– А тебя никто не спрашивает, – сказала старуха бульдогу, который шел покорно на поводке. Пес приноравливался к маленьким старушечьим шагам и переступал, как хозяйка, – мелко, неторопливо, бочком, потому что с трудом сдерживал бьющую через край энергию и мощь.
Ветер бросил им навстречу белую метельную занавесь.
– Холодно, а ты все просишься гулять, – продолжала старуха ворчливо. – Гулять бы ему да гулять… Смотри, какой снег!
Бульдог понурил голову, будто и в самом деле почувствовал себя виноватым. Выпучив глаза, печально поглядел вверх на хозяйку.
Метель бушевала с утра, будто вернулся февраль. К полудню успокоилось, только изредка сорванные с деревьев белые шапки рассыпались прозрачной кисеей. Наконец где-то вверху, в небе, отодвинулось облако, и брызнуло солнце.
Словно почуяв свою правоту, бульдог дернул за веревочку и поволок старуху к речке, на мост, под которым бурлила вода. На потрепанном настиле не хватало досок, разметанных колесами грузовиков и танкеток, проходивших здесь целыми вереницами во время зимних учений. И теперь сверху сквозь щели видно было, как вода крутилась вокруг деревянных свай, а подплывавшие льдины вгрызались, разламывались от ударов и плыли дальше. Видно, пришло время, и, несмотря на холода, половодье набирало силу.
Старуха хотела было идти через мост, но замешкалась и резко натянула поводок. Пес оглянулся. Он не посмел подумать, что мудрейшая его хозяйка в чем-либо не права, и терпеливо ждал разъяснений.
– Туда опасно, – с запозданием пояснила старуха. – Можно провалиться. Поглядим, как они проедут.

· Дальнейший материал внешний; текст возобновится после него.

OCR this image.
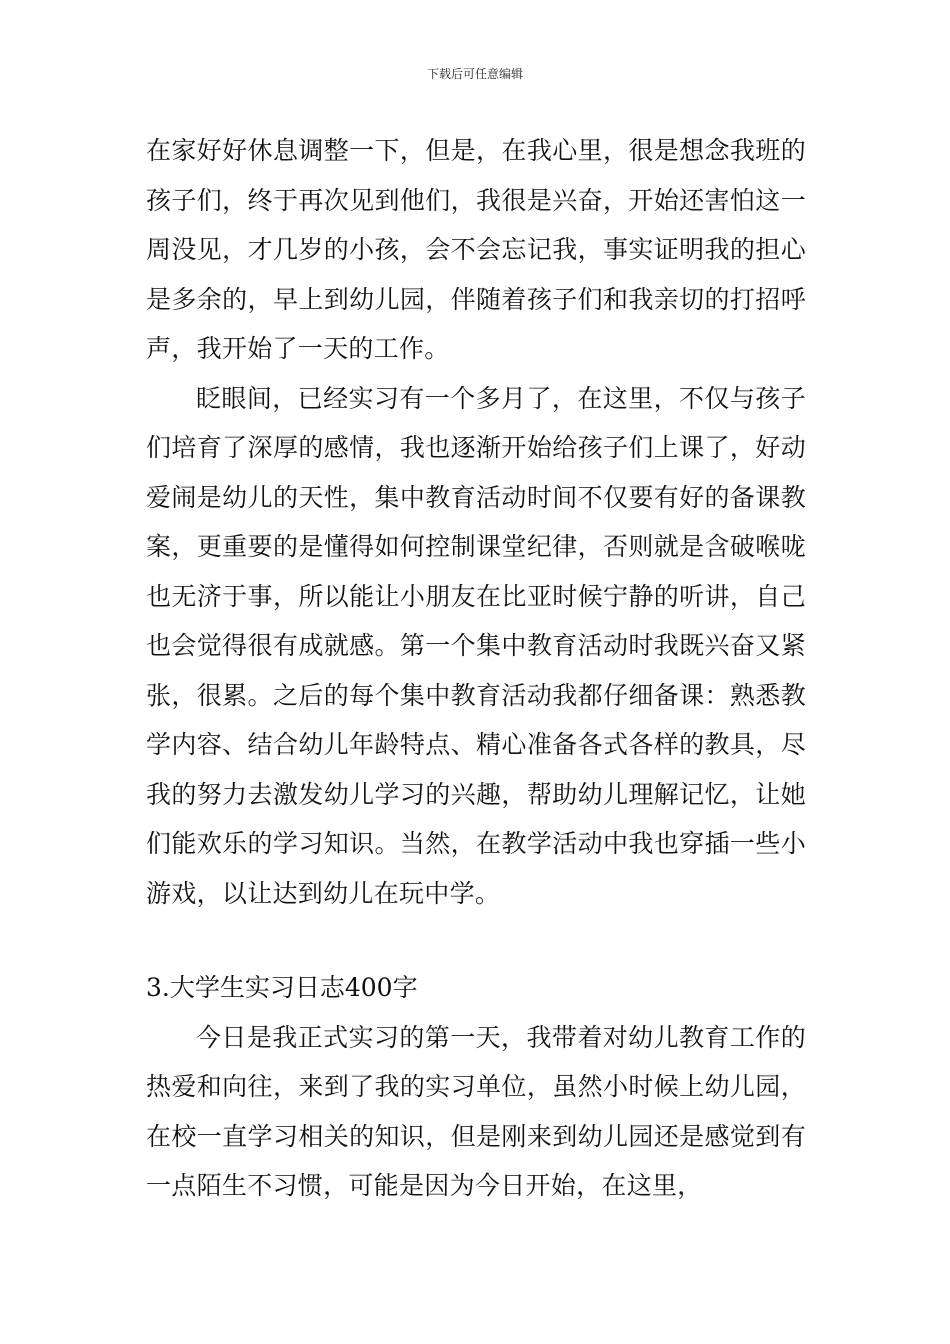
下载后可任意编辑

在家好好休息调整一下，但是，在我心里，很是想念我班的孩子们，终于再次见到他们，我很是兴奋，开始还害怕这一周没见，才几岁的小孩，会不会忘记我，事实证明我的担心是多余的，早上到幼儿园，伴随着孩子们和我亲切的打招呼声，我开始了一天的工作。

眨眼间，已经实习有一个多月了，在这里，不仅与孩子们培育了深厚的感情，我也逐渐开始给孩子们上课了，好动爱闹是幼儿的天性，集中教育活动时间不仅要有好的备课教案，更重要的是懂得如何控制课堂纪律，否则就是含破喉咙也无济于事，所以能让小朋友在比亚时候宁静的听讲，自己也会觉得很有成就感。第一个集中教育活动时我既兴奋又紧张，很累。之后的每个集中教育活动我都仔细备课：熟悉教学内容、结合幼儿年龄特点、精心准备各式各样的教具，尽我的努力去激发幼儿学习的兴趣，帮助幼儿理解记忆，让她们能欢乐的学习知识。当然，在教学活动中我也穿插一些小游戏，以让达到幼儿在玩中学。

3.大学生实习日志400字

今日是我正式实习的第一天，我带着对幼儿教育工作的热爱和向往，来到了我的实习单位，虽然小时候上幼儿园，在校一直学习相关的知识，但是刚来到幼儿园还是感觉到有一点陌生不习惯，可能是因为今日开始，在这里，
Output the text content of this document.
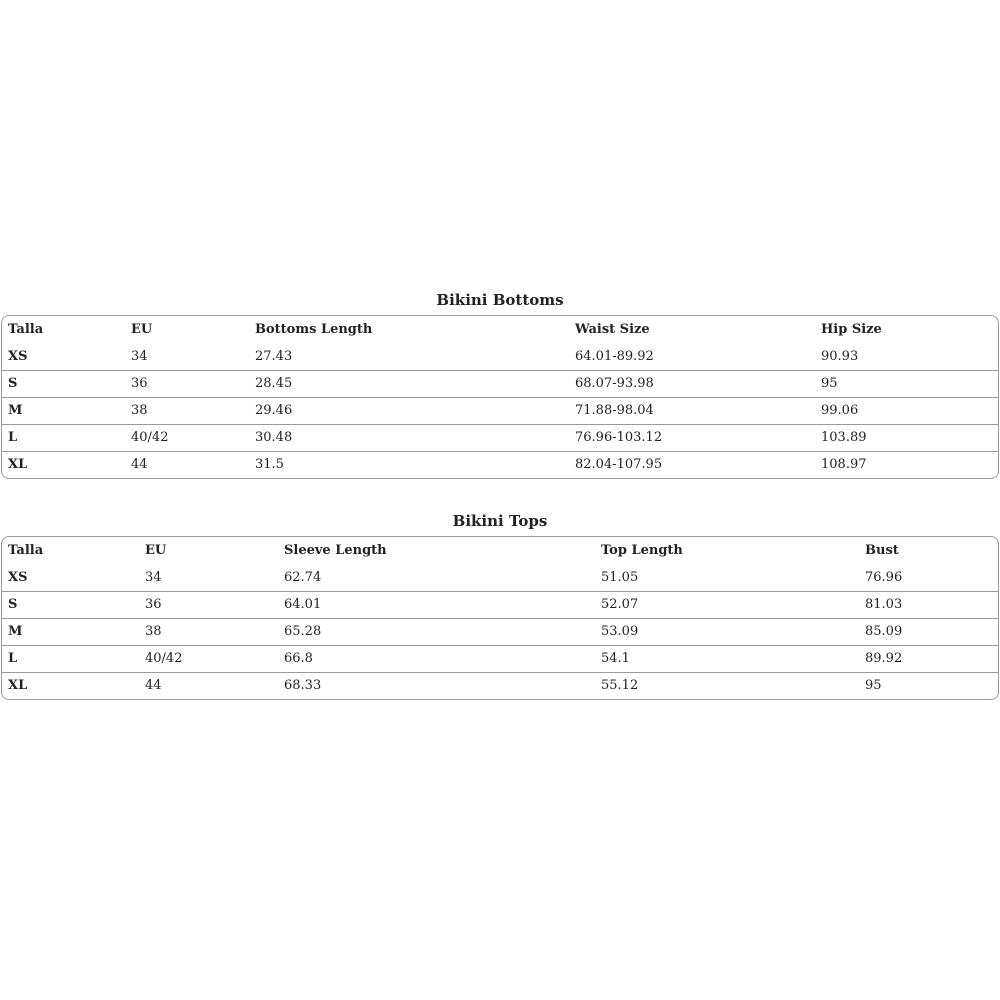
Bikini Bottoms
Talla	EU	Bottoms Length	Waist Size	Hip Size
XS	34	27.43	64.01-89.92	90.93
S	36	28.45	68.07-93.98	95
M	38	29.46	71.88-98.04	99.06
L	40/42	30.48	76.96-103.12	103.89
XL	44	31.5	82.04-107.95	108.97
Bikini Tops
Talla	EU	Sleeve Length	Top Length	Bust
XS	34	62.74	51.05	76.96
S	36	64.01	52.07	81.03
M	38	65.28	53.09	85.09
L	40/42	66.8	54.1	89.92
XL	44	68.33	55.12	95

Сверху по дороге прямо к мосту, вырастая с каждой секундой, скатилась новенькая танкетка и остановилась по другую сторону реки. Аккуратные колесики прилажены надежно и не цепляются друг за дружку даже на самом быстром ходу. Грозной пустотой зияла тоненькая пушечка. Во всех линиях – лад и продуманность, словно бы лучше и смастерить нельзя, не то что рохля трактор, всю зиму ржавевший на краю поселка. Нет! Люди всегда для истребления и войны думали быстрее и ловчее, чем обо всем остальном.
Танкетка еще приблизилась, от ее броневых плит, выкрашенных зеленой краской, веяло какой-то праздничной несокрушимой мощью. Но старуха не радовалась. Мир, который она создавала всю свою жизнь, крепчал и наливался силой. И в то же время оставался чужим, больше того – враждебным, изничтожающим все, что связано было с ее делами и памятью.
Тяжесть крашеного броневого листа, как и всякое другое проявление государственного могущества, вызывало у старухи острое ревнивое чувство: если бы она руководила страной или друзья – такие, как она, – броня была бы крепка не хуже, а даже лучше.
Но все связанное с нею, с друзьями, сломлено, разметано и странно, что уцелело в душе после стольких тюрем. Но даже если бы этих горьких лет было вдвое больше, она бы не отказалась от своей судьбы. Жизнь ее была заполнена любовью по самую высокую отметку – выше не бывает, – хотя за всю жизнь ей выпало любви меньше трех лет.